Žubor života: izabrane pjesme 1919–1954.
Eine Sammlung ausgewählter Gedichte von Gustav Krklec, die mehr als drei Jahrzehnte seines Schaffens umfassen – von der frühen expressionistischen Phase bis hin zu den nach dem Krieg entstandenen meditativen und reflektierenden Gedichten über das Leben, d
Das Murmeln des Lebens: Ausgewählte Gedichte (1919–1954) von Gustav Krklec erschien erstmals 1955 in Belgrad im Verlag Prosvet in der Bibliothek Brazde. Das Buch umfasst 15 + 271 Seiten und enthält ein Bild des Autors. Es zählt zu den bedeutendsten Nachkriegsausgaben von Krklecs Lyrik und gilt als antiquarische Rarität. Es existiert auch eine zweite Auflage von 1964.

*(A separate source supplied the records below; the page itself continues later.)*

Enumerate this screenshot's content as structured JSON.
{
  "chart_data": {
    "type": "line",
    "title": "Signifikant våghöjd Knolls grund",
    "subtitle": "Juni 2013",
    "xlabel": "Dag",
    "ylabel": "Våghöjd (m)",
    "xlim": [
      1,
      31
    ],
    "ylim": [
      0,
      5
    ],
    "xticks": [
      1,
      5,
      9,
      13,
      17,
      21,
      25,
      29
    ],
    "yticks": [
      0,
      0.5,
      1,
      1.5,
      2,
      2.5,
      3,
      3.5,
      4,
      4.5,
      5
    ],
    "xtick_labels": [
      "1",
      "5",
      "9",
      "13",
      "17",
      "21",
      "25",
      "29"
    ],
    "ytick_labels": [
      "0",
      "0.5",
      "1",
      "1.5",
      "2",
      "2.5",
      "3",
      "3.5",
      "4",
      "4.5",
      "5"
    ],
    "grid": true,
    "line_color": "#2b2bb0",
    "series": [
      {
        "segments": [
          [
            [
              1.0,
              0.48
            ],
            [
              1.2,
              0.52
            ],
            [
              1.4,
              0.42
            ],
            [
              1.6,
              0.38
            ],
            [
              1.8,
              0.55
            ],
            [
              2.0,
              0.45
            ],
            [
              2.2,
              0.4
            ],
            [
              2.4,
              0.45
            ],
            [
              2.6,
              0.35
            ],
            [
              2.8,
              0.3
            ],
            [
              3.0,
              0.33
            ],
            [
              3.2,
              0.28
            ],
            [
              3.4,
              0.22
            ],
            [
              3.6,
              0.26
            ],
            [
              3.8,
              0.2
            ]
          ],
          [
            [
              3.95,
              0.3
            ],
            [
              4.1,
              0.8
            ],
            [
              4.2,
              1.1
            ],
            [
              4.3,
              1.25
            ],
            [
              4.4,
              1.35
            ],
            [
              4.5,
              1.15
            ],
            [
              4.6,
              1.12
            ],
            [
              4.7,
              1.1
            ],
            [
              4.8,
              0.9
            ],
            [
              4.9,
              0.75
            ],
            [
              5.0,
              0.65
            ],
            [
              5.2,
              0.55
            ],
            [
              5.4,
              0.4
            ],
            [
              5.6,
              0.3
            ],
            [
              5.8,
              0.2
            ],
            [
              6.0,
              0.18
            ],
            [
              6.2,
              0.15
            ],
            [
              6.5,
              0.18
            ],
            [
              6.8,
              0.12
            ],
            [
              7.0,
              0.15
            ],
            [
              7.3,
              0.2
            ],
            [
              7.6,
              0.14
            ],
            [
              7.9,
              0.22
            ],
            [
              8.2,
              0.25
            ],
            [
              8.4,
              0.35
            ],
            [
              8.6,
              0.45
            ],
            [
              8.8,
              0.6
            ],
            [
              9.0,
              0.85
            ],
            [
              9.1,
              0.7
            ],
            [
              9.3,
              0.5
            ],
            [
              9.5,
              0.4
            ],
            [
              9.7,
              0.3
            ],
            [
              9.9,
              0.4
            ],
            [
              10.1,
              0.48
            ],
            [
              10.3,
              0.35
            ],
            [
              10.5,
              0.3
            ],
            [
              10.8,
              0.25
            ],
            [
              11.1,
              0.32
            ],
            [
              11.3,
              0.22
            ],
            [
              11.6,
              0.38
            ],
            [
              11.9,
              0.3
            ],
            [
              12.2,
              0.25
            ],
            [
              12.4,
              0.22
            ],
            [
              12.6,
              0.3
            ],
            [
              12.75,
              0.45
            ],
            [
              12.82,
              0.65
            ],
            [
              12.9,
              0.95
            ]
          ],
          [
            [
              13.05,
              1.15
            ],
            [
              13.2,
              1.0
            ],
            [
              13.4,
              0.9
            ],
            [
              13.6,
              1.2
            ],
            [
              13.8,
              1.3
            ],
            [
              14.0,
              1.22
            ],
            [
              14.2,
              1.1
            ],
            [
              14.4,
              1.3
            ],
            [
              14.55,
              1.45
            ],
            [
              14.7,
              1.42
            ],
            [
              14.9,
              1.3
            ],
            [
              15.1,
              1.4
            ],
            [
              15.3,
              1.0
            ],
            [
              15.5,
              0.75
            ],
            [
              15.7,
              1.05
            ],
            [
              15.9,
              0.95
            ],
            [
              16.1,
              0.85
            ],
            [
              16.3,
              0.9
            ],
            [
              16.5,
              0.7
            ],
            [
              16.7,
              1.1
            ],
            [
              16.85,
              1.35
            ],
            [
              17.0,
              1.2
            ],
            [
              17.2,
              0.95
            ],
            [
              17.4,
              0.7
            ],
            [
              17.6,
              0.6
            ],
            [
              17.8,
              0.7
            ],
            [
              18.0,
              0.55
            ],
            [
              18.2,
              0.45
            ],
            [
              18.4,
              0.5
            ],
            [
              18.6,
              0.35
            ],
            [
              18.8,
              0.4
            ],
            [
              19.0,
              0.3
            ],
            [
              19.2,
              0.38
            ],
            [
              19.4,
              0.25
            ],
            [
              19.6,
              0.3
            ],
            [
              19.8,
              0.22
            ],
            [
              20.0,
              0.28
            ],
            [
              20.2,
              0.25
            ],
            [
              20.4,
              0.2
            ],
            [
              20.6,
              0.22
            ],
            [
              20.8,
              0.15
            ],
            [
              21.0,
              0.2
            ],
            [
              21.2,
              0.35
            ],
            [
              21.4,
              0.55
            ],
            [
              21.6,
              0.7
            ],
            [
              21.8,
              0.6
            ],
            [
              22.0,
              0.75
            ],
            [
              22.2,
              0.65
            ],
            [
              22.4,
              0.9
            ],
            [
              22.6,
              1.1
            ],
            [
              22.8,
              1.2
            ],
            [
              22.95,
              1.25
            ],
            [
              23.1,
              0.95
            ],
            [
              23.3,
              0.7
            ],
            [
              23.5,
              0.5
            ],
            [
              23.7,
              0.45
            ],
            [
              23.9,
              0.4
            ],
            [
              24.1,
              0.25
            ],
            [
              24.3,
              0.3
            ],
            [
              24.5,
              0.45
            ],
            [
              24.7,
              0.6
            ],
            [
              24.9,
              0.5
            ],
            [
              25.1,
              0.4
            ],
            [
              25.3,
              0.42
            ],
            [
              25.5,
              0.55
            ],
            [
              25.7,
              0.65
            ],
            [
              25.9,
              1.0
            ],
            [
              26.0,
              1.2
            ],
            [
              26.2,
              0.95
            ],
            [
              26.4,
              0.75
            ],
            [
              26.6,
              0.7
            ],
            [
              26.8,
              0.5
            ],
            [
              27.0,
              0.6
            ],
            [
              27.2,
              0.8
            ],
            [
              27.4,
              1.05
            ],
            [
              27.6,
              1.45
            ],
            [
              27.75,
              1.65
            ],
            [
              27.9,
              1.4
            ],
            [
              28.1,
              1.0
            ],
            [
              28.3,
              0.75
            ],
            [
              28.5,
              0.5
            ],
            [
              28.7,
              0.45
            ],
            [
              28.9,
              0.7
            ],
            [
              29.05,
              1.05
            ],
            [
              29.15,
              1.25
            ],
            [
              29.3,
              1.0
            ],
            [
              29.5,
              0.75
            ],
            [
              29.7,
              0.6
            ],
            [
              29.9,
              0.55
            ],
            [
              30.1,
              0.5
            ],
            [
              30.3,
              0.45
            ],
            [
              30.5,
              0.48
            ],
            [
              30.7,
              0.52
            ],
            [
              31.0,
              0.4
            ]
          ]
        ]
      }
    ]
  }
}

Die Sammlung umfasst eine Auswahl aus dem Schaffen des Autors über mehr als drei Jahrzehnte – von frühen Gedichtbänden (Lyrical Poetry, Silver Road, New Poems) über reife, meditative Zyklen (Love of Birds, San Pod Brezom, Gifts for the Nameless, Damnica Vremena) bis hin zu Nachkriegswerken (Selected Poems 1947, Three Poems, Lyrical Five-Old). Das Titelgedicht „Das Murmeln des Lebens“ („Es ist still an der Quelle im Schatten…“) symbolisiert Vitalität, den natürlichen Fluss des Lebens und die ständige Erneuerung.
Krklec (1899–1977) zählt zu den bedeutendsten kroatischen Dichtern des 20. Jahrhunderts. Seine Lyrik zeichnet sich durch schlichte und suggestive Ausdrucksweise, formale Raffinesse (oft Reim, Sonettform) sowie Motive der Heimat (des kroatischen Zagorje), der Natur, der Liebe, der Einsamkeit, der Vergänglichkeit und der Lebensfreude, vermischt mit Angst, aus. Anfänglich stand er dem Expressionismus nahe (beeinflusst von deutschen Dichtern wie A. B. Šimić), später wandte er sich einer reflektierenderen, meditativeren Lyrik zu, die der Tradition näherstand. In der Nachkriegszeit versuchte er, die „Realität des Lebens in ihrer Gesamtheit“ einzufangen, was Kritiker mitunter als teilweisen Verlust der früheren Reinheit der Inspiration werten.
Das Buch bietet einen Querschnitt durch Krklecs lyrisches Schaffen bis Mitte der 1950er-Jahre und bestätigt ihn als Meister einer zugleich intimen, melancholischen und vitalen Lyrik. Es fand Anerkennung, und der Autor wurde ein oder zwei Jahre später vom Kroatischen Schriftstellerverband ausgezeichnet. Krklec war außerdem Übersetzer (Puschkin, Prešern, Goethe usw.), Essayist, Kritiker und Autor von Kindergedichten (Telegraphische Fabeln, Der Affe und die Brille).